The CME has (electronically) listed strikes for 5-point intervals on four regions for all expirations.  To avoid fragmenting interest, I’ve tried to steer inquiries to 20-point interval strikes on Nov cycle expirations.  (One exception is that I’ve posted options on front-month contracts in the past).  Even still the number of combinations of strikes, expirations and directions (both puts and calls are listed) is daunting.  For most of the last two years, I am not aware of regularly posted quotes.  I’m happy to help in negotiations or have axes touted here (and other social media) for anyone looking to get something started in a particular option strategy.  (This trade was negotiated in such a fashion).

(Note that while options are listed electronically for the four regions listed, orders for options for other regions are feasible, but the order would have to be pit-traded, making execution potentially more difficult.)

While outright options may help traders hedge, bid/ask spreads tend to be very wide (at least on a percentage basis) as tail risk (of a price collapse) and illiquidity are risks (to a put-writer) that the CME has to incorporate into margin.

One way to reduce spreads (and possibly risks) is to pair trades in strategies familiar to most option specialists.
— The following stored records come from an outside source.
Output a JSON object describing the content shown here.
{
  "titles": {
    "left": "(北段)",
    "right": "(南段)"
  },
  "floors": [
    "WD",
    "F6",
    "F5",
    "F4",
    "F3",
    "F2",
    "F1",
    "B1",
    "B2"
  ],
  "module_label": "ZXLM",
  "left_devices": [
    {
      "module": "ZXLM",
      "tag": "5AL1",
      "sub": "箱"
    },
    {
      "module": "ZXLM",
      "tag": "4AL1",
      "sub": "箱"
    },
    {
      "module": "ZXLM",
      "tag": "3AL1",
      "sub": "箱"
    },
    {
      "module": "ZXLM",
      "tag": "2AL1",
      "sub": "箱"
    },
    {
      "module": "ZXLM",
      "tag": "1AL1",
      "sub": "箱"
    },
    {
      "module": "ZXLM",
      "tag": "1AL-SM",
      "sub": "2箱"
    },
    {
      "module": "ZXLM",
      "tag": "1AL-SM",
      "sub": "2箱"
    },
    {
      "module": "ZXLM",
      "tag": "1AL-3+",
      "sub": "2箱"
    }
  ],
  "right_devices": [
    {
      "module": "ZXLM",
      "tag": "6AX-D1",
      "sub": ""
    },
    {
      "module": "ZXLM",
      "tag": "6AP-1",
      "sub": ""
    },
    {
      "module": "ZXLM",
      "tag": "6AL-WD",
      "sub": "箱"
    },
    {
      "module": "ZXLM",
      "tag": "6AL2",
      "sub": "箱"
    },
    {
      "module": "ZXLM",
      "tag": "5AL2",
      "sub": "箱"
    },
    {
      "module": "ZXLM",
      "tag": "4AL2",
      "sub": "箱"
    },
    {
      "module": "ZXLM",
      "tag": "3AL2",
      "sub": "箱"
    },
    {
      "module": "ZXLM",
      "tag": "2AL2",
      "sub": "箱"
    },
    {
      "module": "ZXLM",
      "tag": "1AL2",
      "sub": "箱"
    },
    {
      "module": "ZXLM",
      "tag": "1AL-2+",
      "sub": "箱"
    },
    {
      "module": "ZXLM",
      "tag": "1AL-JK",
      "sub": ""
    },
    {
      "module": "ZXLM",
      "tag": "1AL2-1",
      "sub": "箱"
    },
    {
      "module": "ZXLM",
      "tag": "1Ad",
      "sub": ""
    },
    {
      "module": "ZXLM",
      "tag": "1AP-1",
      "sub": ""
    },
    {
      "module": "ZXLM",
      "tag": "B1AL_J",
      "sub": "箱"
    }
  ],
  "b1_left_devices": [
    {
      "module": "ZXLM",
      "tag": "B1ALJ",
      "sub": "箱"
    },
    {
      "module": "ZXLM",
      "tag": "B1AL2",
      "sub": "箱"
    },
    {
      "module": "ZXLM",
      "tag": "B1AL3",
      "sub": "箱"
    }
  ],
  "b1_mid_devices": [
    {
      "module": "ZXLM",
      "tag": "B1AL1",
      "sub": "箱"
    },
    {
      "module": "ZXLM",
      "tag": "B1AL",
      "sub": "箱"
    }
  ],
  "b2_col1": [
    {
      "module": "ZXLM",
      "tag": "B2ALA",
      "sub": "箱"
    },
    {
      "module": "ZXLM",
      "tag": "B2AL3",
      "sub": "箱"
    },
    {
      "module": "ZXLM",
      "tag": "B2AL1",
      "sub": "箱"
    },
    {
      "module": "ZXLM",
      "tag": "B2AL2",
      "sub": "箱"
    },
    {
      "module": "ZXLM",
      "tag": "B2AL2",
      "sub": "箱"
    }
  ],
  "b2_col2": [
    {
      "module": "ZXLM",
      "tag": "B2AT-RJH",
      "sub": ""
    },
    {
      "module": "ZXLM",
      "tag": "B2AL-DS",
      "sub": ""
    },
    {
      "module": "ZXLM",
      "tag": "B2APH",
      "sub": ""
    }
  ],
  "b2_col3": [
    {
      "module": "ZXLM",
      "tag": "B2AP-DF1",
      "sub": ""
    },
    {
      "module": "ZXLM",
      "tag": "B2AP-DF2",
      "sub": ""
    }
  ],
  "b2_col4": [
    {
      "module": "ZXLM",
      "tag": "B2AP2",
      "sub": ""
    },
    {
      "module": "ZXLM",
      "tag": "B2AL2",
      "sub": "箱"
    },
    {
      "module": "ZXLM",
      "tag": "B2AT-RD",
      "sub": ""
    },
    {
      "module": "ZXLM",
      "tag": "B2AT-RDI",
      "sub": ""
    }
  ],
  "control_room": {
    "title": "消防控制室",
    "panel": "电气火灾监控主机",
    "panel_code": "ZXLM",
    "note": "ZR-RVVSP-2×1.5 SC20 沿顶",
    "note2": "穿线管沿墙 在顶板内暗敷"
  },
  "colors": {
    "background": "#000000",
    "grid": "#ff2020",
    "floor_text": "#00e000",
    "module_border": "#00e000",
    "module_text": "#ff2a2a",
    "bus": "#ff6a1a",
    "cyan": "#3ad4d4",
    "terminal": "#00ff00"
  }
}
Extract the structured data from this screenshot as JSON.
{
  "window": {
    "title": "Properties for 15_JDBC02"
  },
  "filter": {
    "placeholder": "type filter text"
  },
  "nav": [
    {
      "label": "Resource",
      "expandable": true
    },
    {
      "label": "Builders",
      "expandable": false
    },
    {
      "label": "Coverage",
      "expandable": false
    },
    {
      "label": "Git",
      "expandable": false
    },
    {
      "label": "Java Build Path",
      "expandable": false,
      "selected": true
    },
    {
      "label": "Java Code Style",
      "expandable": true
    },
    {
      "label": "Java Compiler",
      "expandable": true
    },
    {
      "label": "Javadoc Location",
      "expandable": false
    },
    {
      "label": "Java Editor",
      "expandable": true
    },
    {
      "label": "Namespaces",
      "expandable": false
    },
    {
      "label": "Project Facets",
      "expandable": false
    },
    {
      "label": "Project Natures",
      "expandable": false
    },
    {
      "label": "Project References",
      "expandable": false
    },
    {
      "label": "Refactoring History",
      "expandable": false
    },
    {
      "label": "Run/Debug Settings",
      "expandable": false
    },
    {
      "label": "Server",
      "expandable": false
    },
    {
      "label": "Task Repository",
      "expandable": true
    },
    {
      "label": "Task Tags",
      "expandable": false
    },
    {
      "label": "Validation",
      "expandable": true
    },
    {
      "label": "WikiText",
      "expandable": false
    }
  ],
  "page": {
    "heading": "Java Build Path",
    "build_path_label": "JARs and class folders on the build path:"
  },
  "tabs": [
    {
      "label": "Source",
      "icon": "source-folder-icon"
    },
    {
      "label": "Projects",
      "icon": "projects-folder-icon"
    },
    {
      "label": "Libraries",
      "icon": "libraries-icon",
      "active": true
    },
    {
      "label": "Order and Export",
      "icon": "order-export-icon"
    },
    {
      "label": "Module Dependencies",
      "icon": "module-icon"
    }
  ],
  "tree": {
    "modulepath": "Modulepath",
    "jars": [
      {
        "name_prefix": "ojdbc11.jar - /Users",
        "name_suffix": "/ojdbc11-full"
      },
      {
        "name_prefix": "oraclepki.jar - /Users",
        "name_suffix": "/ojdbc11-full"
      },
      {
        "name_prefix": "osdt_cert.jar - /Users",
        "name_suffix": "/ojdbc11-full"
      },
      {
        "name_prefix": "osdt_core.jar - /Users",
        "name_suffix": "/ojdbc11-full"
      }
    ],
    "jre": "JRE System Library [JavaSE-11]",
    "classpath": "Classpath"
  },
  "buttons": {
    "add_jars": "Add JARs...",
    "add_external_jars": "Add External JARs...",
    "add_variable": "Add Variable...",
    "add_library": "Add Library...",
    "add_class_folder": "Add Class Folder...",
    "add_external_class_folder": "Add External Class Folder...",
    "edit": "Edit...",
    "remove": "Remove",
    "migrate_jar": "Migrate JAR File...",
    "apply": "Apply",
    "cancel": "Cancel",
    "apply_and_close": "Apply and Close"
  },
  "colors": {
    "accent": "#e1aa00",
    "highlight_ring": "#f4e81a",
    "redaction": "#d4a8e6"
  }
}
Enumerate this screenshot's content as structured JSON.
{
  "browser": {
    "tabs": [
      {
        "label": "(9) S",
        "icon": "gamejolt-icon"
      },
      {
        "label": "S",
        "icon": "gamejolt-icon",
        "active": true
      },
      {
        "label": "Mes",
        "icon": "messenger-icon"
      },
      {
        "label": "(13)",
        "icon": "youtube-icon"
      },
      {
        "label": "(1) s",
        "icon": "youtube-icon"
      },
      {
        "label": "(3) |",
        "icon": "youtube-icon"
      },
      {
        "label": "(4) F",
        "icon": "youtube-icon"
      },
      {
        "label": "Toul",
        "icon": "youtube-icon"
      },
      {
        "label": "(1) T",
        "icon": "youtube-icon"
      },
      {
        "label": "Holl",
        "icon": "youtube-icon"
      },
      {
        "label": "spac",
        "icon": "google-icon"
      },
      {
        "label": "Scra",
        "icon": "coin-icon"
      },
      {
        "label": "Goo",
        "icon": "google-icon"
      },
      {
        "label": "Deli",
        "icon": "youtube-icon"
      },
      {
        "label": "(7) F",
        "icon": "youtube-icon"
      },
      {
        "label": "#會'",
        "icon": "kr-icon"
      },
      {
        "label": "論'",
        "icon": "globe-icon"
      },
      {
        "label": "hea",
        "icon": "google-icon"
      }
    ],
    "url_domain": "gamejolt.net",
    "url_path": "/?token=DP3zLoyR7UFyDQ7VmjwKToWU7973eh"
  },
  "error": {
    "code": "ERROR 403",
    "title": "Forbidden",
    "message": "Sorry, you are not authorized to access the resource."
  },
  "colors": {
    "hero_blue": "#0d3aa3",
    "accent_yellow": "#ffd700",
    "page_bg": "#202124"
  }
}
Options with delta-equivalent hedges, straddles, bull/bear and calendar spreads are but a few of the tools an options hedgers can use to limit market or tail risk.  While such two-legged spreads are available in the futures markets (e.g. intercity spreads), I am not aware of exchange-eligible orders for such option orders in the housing markets.  Again,  I’m happy to help or tout any such option strategy that someone may want to share.

Some last notes:

  1. While many option pricing models, and some discussion of option strategies, are often based on the notion of volatility, my sense is that housing indices are too highly auto-correlated to rely on standard Black-Scholes models.   Be careful.
  2. Options can be traded in 0.1 increments (note the 1.5 price) which comes in handy for l0w premium and very short expirations (e.g. May ’14 contracts).
  3. Put writers need to pay attention to margin requirements as profits from very low premium trades may lock up capital that could otherwise be used on other trades.  As such, two traders who share the same theoretical value of a trade, but with different access to margin, or different margining arrangements, may assign different values to the same trade.